I sent off to Ancestry.com for a DNA test, and the results came back while I was away.

The good news is that I do have DNA.

The less good news is that the test is, well, misleading. It gives my ethnicity estimate as being:

That 39% Ireland is just flat out incorrect. In my view, it should say 39% Celtic. Now Ancestry.com calls it Ireland, because that's where it sourced the Celts in its survey, however if it had also sourced some Highland Scots it would have perhaps used a different label. So many Americans come from Ireland, though, that they're going to please more people by calling it Ireland than by being less particular.

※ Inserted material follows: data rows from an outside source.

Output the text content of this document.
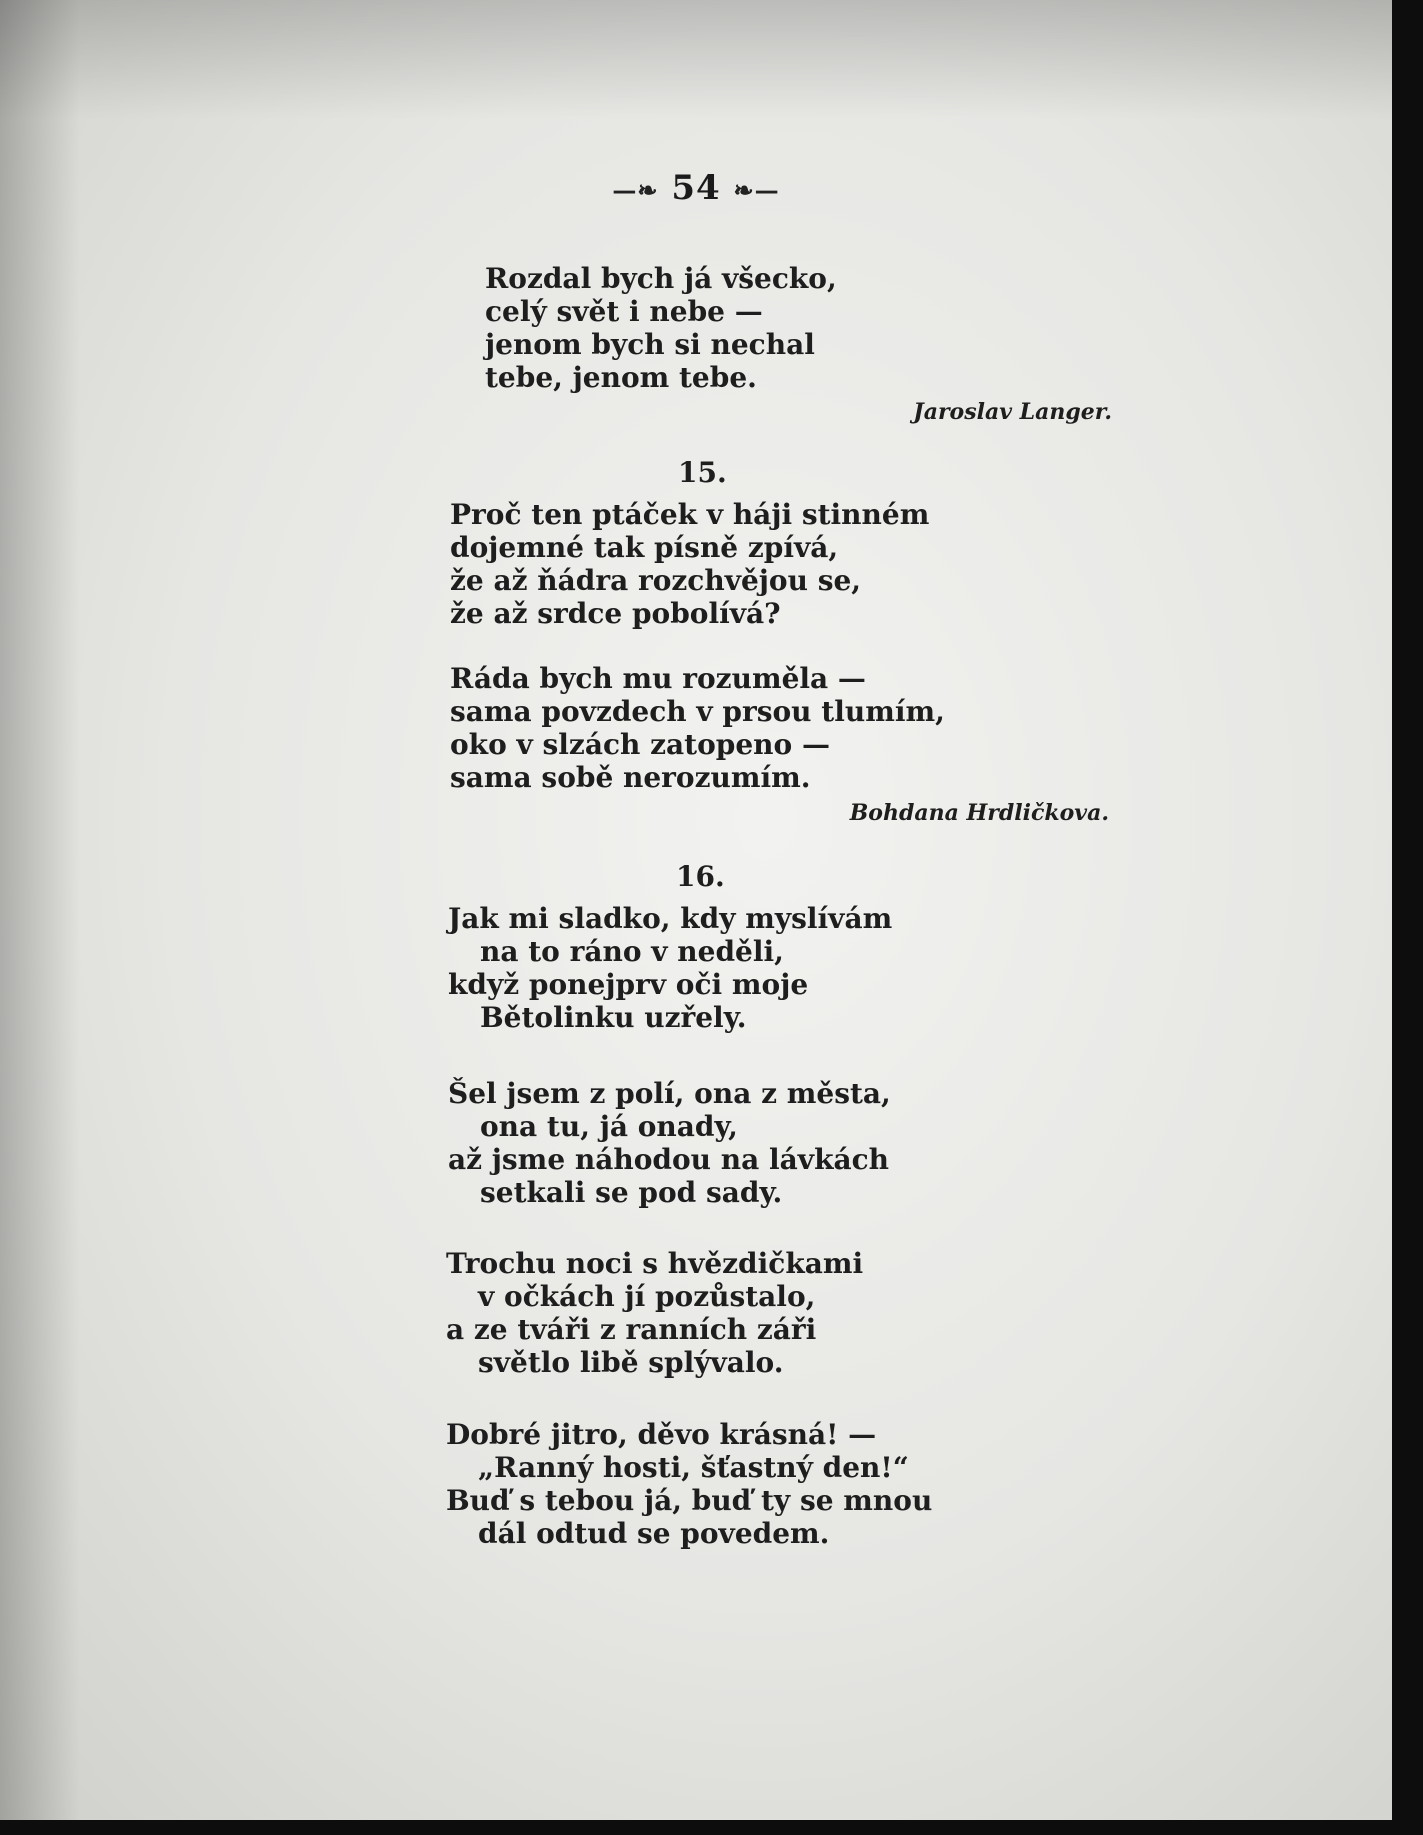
—❧ 54 ❧—
Rozdal bych já všecko,
celý svět i nebe —
jenom bych si nechal
tebe, jenom tebe.
Jaroslav Langer.
15.
Proč ten ptáček v háji stinném
dojemné tak písně zpívá,
že až ňádra rozchvějou se,
že až srdce pobolívá?
Ráda bych mu rozuměla —
sama povzdech v prsou tlumím,
oko v slzách zatopeno —
sama sobě nerozumím.
Bohdana Hrdličkova.
16.
Jak mi sladko, kdy myslívám
na to ráno v neděli,
když ponejprv oči moje
Bětolinku uzřely.
Šel jsem z polí, ona z města,
ona tu, já onady,
až jsme náhodou na lávkách
setkali se pod sady.
Trochu noci s hvězdičkami
v očkách jí pozůstalo,
a ze tváři z ranních záři
světlo libě splývalo.
Dobré jitro, děvo krásná! —
„Ranný hosti, šťastný den!“
Buď s tebou já, buď ty se mnou
dál odtud se povedem.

Of course, it's possible that the labelling is correct and someone in my family has been fooling around. If one of my immediate ancestors had a different father to the one the records say they had, all bets would be off. I know this isn't the case, though, because Ancestry also gives links to people who are close cousins, and the ones it's picked out wouldn't work if the family tree as I understand it was wrong. For example, there's someone it found who is descended from my father's father's mother's sister: this wouldn't have been discovered if my father or my grandfather had been misinformed as to their parentage.

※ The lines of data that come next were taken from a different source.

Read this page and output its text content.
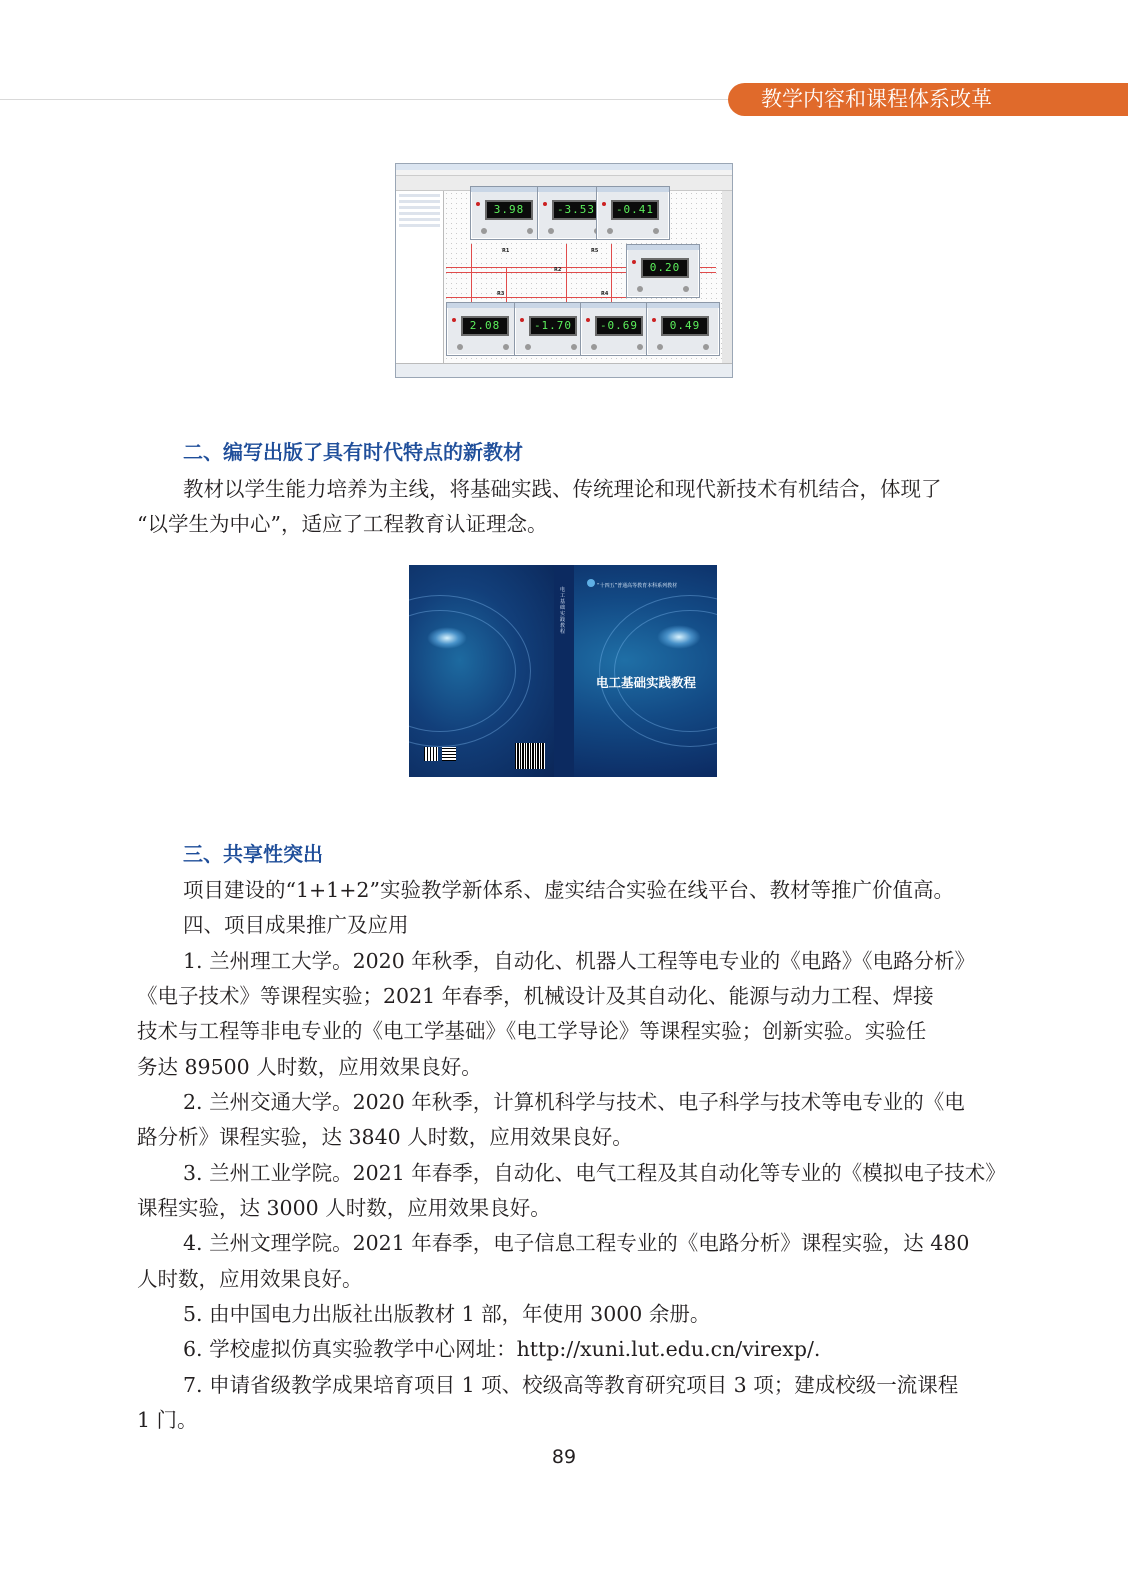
教学内容和课程体系改革
R1
R2
R3	R4
R5
3.98	-3.53	-0.41
0.20
2.08	-1.70	-0.69	0.49
二、编写出版了具有时代特点的新教材
教材以学生能力培养为主线，将基础实践、传统理论和现代新技术有机结合，体现了
“以学生为中心”，适应了工程教育认证理念。
电工基础实践教程
“十四五”普通高等教育本科系列教材
电工基础实践教程
三、共享性突出
项目建设的“1+1+2”实验教学新体系、虚实结合实验在线平台、教材等推广价值高。
四、项目成果推广及应用
1. 兰州理工大学。2020 年秋季，自动化、机器人工程等电专业的《电路》《电路分析》
《电子技术》等课程实验；2021 年春季，机械设计及其自动化、能源与动力工程、焊接
技术与工程等非电专业的《电工学基础》《电工学导论》等课程实验；创新实验。实验任
务达 89500 人时数，应用效果良好。
2. 兰州交通大学。2020 年秋季，计算机科学与技术、电子科学与技术等电专业的《电
路分析》课程实验，达 3840 人时数，应用效果良好。
3. 兰州工业学院。2021 年春季，自动化、电气工程及其自动化等专业的《模拟电子技术》
课程实验，达 3000 人时数，应用效果良好。
4. 兰州文理学院。2021 年春季，电子信息工程专业的《电路分析》课程实验，达 480
人时数，应用效果良好。
5. 由中国电力出版社出版教材 1 部，年使用 3000 余册。
6. 学校虚拟仿真实验教学中心网址：http://xuni.lut.edu.cn/virexp/.
7. 申请省级教学成果培育项目 1 项、校级高等教育研究项目 3 项；建成校级一流课程
1 门。
89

So, for me to be 39% Irish, three out of my eight great-grandparents would have to have an overwhelmingly Irish set of ancestors. Here are where my great-grandparents actually came from:

Those 100% figures go back several generations. The Cooke one does have a trace of Channel Islands in it that I know about, but the rest are all Gloucestershire. The entire population of Cirencester would have had to have come from Ireland for that family to have any substantial Irish ascent in it. Likewise, the Whincup one is in situ in the same Yorkshire village marrying other people from that area for hundreds of years. It can't have come from Ireland. The Hewitt one is similarly fixed in place for centuries in one fairly small area of Yorkshire. The Limbert and Toase branches are more flexible, but even then you have to go back several more generations to find someone who might have had a non-Yorkshire parent. The Wighton and Stott branches come from Banffshire and Perthshire, where they, too, are pretty well embedded.

The 39% comes with an error bar that actually places it between 22% and 54%. This says to me that it's actually covering the two Scottish branches, with a smattering of Welsh from one person five generations of Bartle back, plus perhaps some Irish from a distant (probably maternal) line I couldn't follow.

I guess this means I won't be applying for an Irish passport, then.